What in the blazes? The fires to come

What in the blazes? The fires to come
The Tuggeranong Valley aflame in the 2003 Canberra bushfires
What in the blazes? The fires to come
Ecologist Dr Geoff Cary is working on better strategies to deal with Australian bushfires.
Photo courtesy of Belinda Pratten, Freeswimmers
Bushfires capture an ambiguous standing in the minds of Australians. They are respected as part of the natural order of things in our tinder-box landscape, yet they are also a scourge, chasing people from their homes, swallowing property and lives. One scientist believes we are going to have to be much smarter about this animate element. He believes that in addition to warmer days, rising waters and parched earth, climate change will lead to many more bushfires than we've experienced in the past.

Dr Geoff Cary is a fire ecologist at the Fenner School of Environment and Society at the Australian National University who is using computer modelling to verify his beliefs. When he is asked to explain what he does one term crops up with regularity: "fire regime." This describes the frequency and intensity of bushfires in a particular area over a period of time.

The concept of fire regimes, Geoff explained, was pioneered in the mid 1970s by now Fenner School visiting fellow, Dr Malcolm Gill.

"Gill pointed out the importance of understanding the interval between fires, the intensity of the blazes and the seasons in which those fires occur," said Geoff.

"Since then, some researchers have sought out patterns of vegetation change in areas routinely burned and other scientists have attempted manipulative experiments, studying the effects of deliberately ignited blazes in a controlled area over long periods of time," he said. "Both of these efforts have tended to concentrate on the ecological effects of bushfires.

"However there's been much less study about what drives fire regime patterns in the first place.

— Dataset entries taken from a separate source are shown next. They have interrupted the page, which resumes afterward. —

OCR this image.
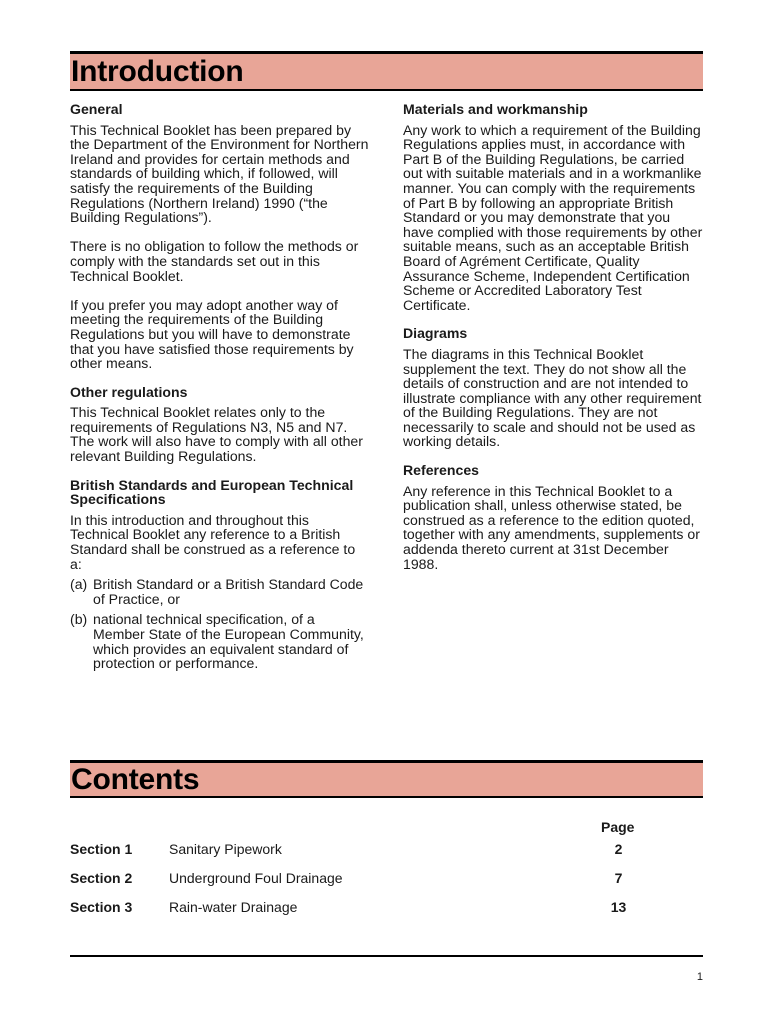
Introduction
General

This Technical Booklet has been prepared by the Department of the Environment for Northern Ireland and provides for certain methods and standards of building which, if followed, will satisfy the requirements of the Building Regulations (Northern Ireland) 1990 (“the Building Regulations”).

There is no obligation to follow the methods or comply with the standards set out in this Technical Booklet.

If you prefer you may adopt another way of meeting the requirements of the Building Regulations but you will have to demonstrate that you have satisfied those requirements by other means.

Other regulations

This Technical Booklet relates only to the requirements of Regulations N3, N5 and N7. The work will also have to comply with all other relevant Building Regulations.

British Standards and European Technical Specifications

In this introduction and throughout this Technical Booklet any reference to a British Standard shall be construed as a reference to a:

(a) British Standard or a British Standard Code of Practice, or
(b) national technical specification, of a Member State of the European Community, which provides an equivalent standard of protection or performance.
Materials and workmanship

Any work to which a requirement of the Building Regulations applies must, in accordance with Part B of the Building Regulations, be carried out with suitable materials and in a workmanlike manner. You can comply with the requirements of Part B by following an appropriate British Standard or you may demonstrate that you have complied with those requirements by other suitable means, such as an acceptable British Board of Agrément Certificate, Quality Assurance Scheme, Independent Certification Scheme or Accredited Laboratory Test Certificate.

Diagrams

The diagrams in this Technical Booklet supplement the text. They do not show all the details of construction and are not intended to illustrate compliance with any other requirement of the Building Regulations. They are not necessarily to scale and should not be used as working details.

References

Any reference in this Technical Booklet to a publication shall, unless otherwise stated, be construed as a reference to the edition quoted, together with any amendments, supplements or addenda thereto current at 31st December 1988.

Contents
Page
Section 1	Sanitary Pipework	2
Section 2	Underground Foul Drainage	7
Section 3	Rain-water Drainage	13
1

We have a good understanding at the national scale, but we don't have a long history of mapped fires to draw on and that's something we want, which has led to our work here at the Fenner School."

The computer model developed by Geoff and his colleagues is FIRESCAPE. This process-based computer model allows users to test the relationships between factors including fuel loads, fire behaviour, weather, ignition likelihood, and suppression capacity - the ability of humans to extinguish fires where and when desired.

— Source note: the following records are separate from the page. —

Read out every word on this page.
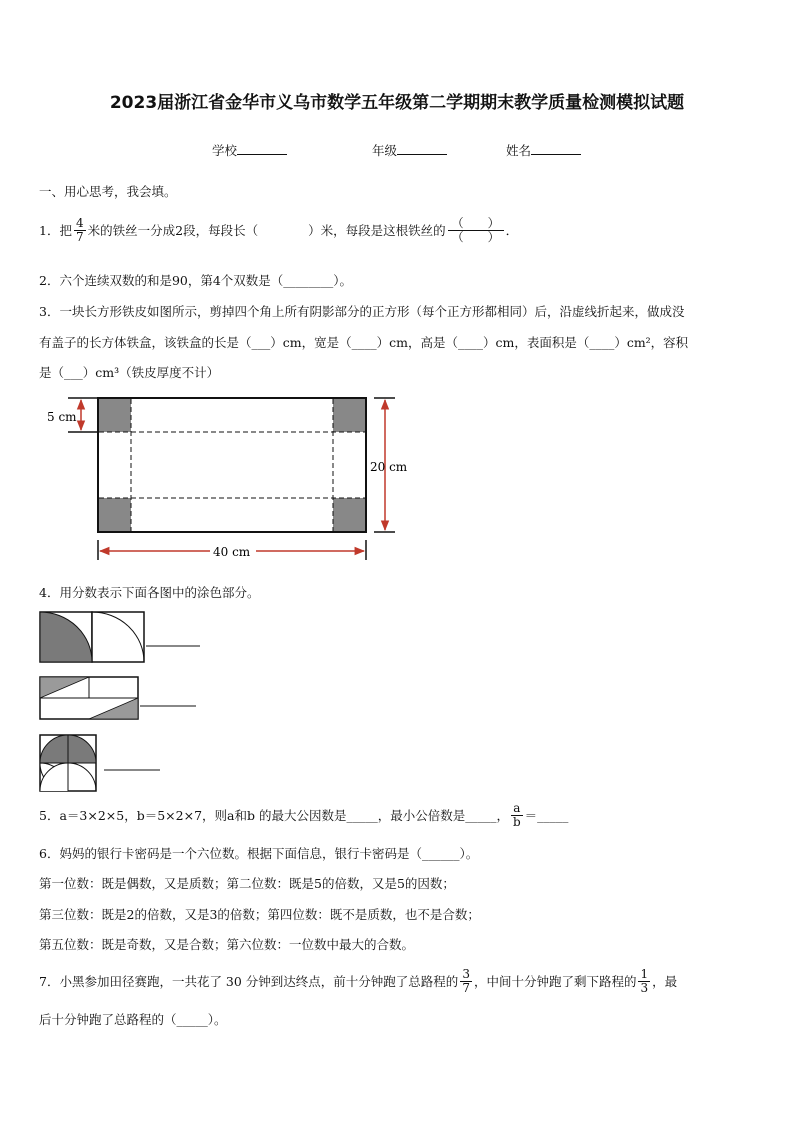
2023届浙江省金华市义乌市数学五年级第二学期期末教学质量检测模拟试题
学校	年级	姓名
一、用心思考，我会填。
1． 把 $\frac{4}{7}$ 米的铁丝一分成2段，每段长（　　　　）米，每段是这根铁丝的 $\frac{( )}{( )}$ ．
2．六个连续双数的和是90，第4个双数是（________）。
3．一块长方形铁皮如图所示，剪掉四个角上所有阴影部分的正方形（每个正方形都相同）后，沿虚线折起来，做成没
有盖子的长方体铁盒，该铁盒的长是（___）cm，宽是（____）cm，高是（____）cm，表面积是（____）cm²，容积
是（___）cm³（铁皮厚度不计）
5 cm
20 cm
40 cm
4．用分数表示下面各图中的涂色部分。
5．a＝3×2×5，b＝5×2×7，则a和b 的最大公因数是_____，最小公倍数是_____， $\frac{a}{b}$ ＝_____
6．妈妈的银行卡密码是一个六位数。根据下面信息，银行卡密码是（______）。
第一位数：既是偶数，又是质数；第二位数：既是5的倍数，又是5的因数；
第三位数：既是2的倍数，又是3的倍数；第四位数：既不是质数，也不是合数；
第五位数：既是奇数，又是合数；第六位数：一位数中最大的合数。
7．小黑参加田径赛跑，一共花了 30 分钟到达终点，前十分钟跑了总路程的 $\frac{3}{7}$ ，中间十分钟跑了剩下路程的 $\frac{1}{3}$ ，最
后十分钟跑了总路程的（_____）。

"From these equations it's possible to compile a picture of fire regimes across complex landscapes and has since been tested with data from the Sydney basin, the ACT, southwestern Tasmania, Central Australia, and Montana in the United States," he said.

Geoff said the computer model builds up a picture of patterns in fire regime over a continuum of terrains and vegetation types, and over periods up to 100 years in length.

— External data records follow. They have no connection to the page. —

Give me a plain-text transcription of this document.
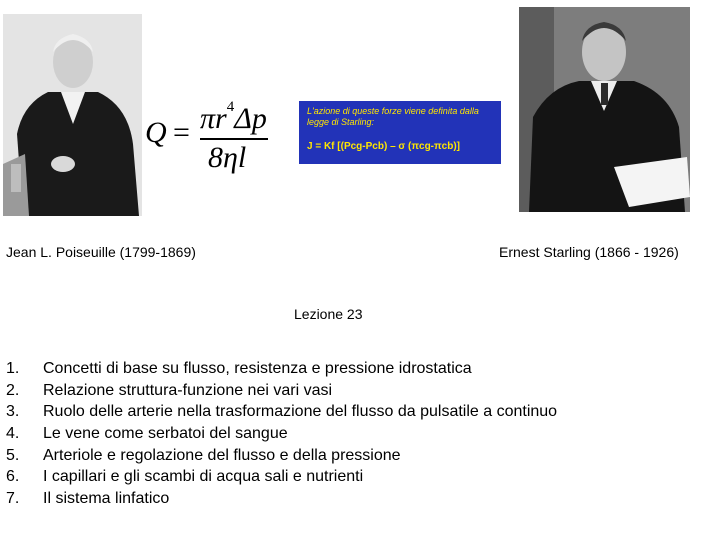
$Q = \pi r^4\Delta p$
8ηl
L'azione di queste forze viene definita dalla legge di Starling:
J = Kf [(Pcg-Pcb) – σ (πcg-πcb)]
Jean L. Poiseuille (1799-1869)	Ernest Starling (1866 - 1926)
Lezione 23
1. Concetti di base su flusso, resistenza e pressione idrostatica
2. Relazione struttura-funzione nei vari vasi
3. Ruolo delle arterie nella trasformazione del flusso da pulsatile a continuo
4. Le vene come serbatoi del sangue
5. Arteriole e regolazione del flusso e della pressione
6. I capillari e gli scambi di acqua sali e nutrienti
7. Il sistema linfatico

"The way we test the model is to run it in landscapes with the current climate and our current understanding of fuel and vegetation dynamics and the relationship to fire spread, then compare to a number of different-sized fires that you would get over a period.

"You can highlight areas of the landscape that are likely to have shorter intervals between fires which are the ones with a higher fire probability in the next few years. But whether that happens or not largely depends on the weather so we're averaging the results over much longer simulations.

"To test the affects of climate change we also introduced a 3.5 degree increase in temperature, which is about the middle of what we might expect," he said. "We then increased rainfall by a fifth and decreased rainfall by a fifth, as it's uncertain how global warming will influence precipitation.

"The interesting thing was that four out of five of those models responded in the same way: with increased areas burned in the study areas, irrespective of whether they were wetter or drier, gave us a consensus across the models."

In other words, Geoff is confident that a warmer planet will lead to more persistent and intense bushfires in forested systems around the world.

As fires occur more often, they are going to become increasingly difficult to extinguish, especially the lower intensity fires. If these fires are not dealt with quickly, the likelihood is that they will burn for longer periods, which increases the chances of them continuing to burn when severe weather occurs.

Faced with this prospect, Geoff argues that emergency services and other fire management personnel would be best to focus on rapid responses, extinguishing hot spots while they are still relatively small.

"I don't dismiss other forms of fire control, such as prescribed burning and the creation of containment lines around large fires but see these as part of a coordinated strategy that has early and rapid response as its major component," he explained. "None of these measures will prevent fires altogether, so people need to consider where they wish to live and measure the risks.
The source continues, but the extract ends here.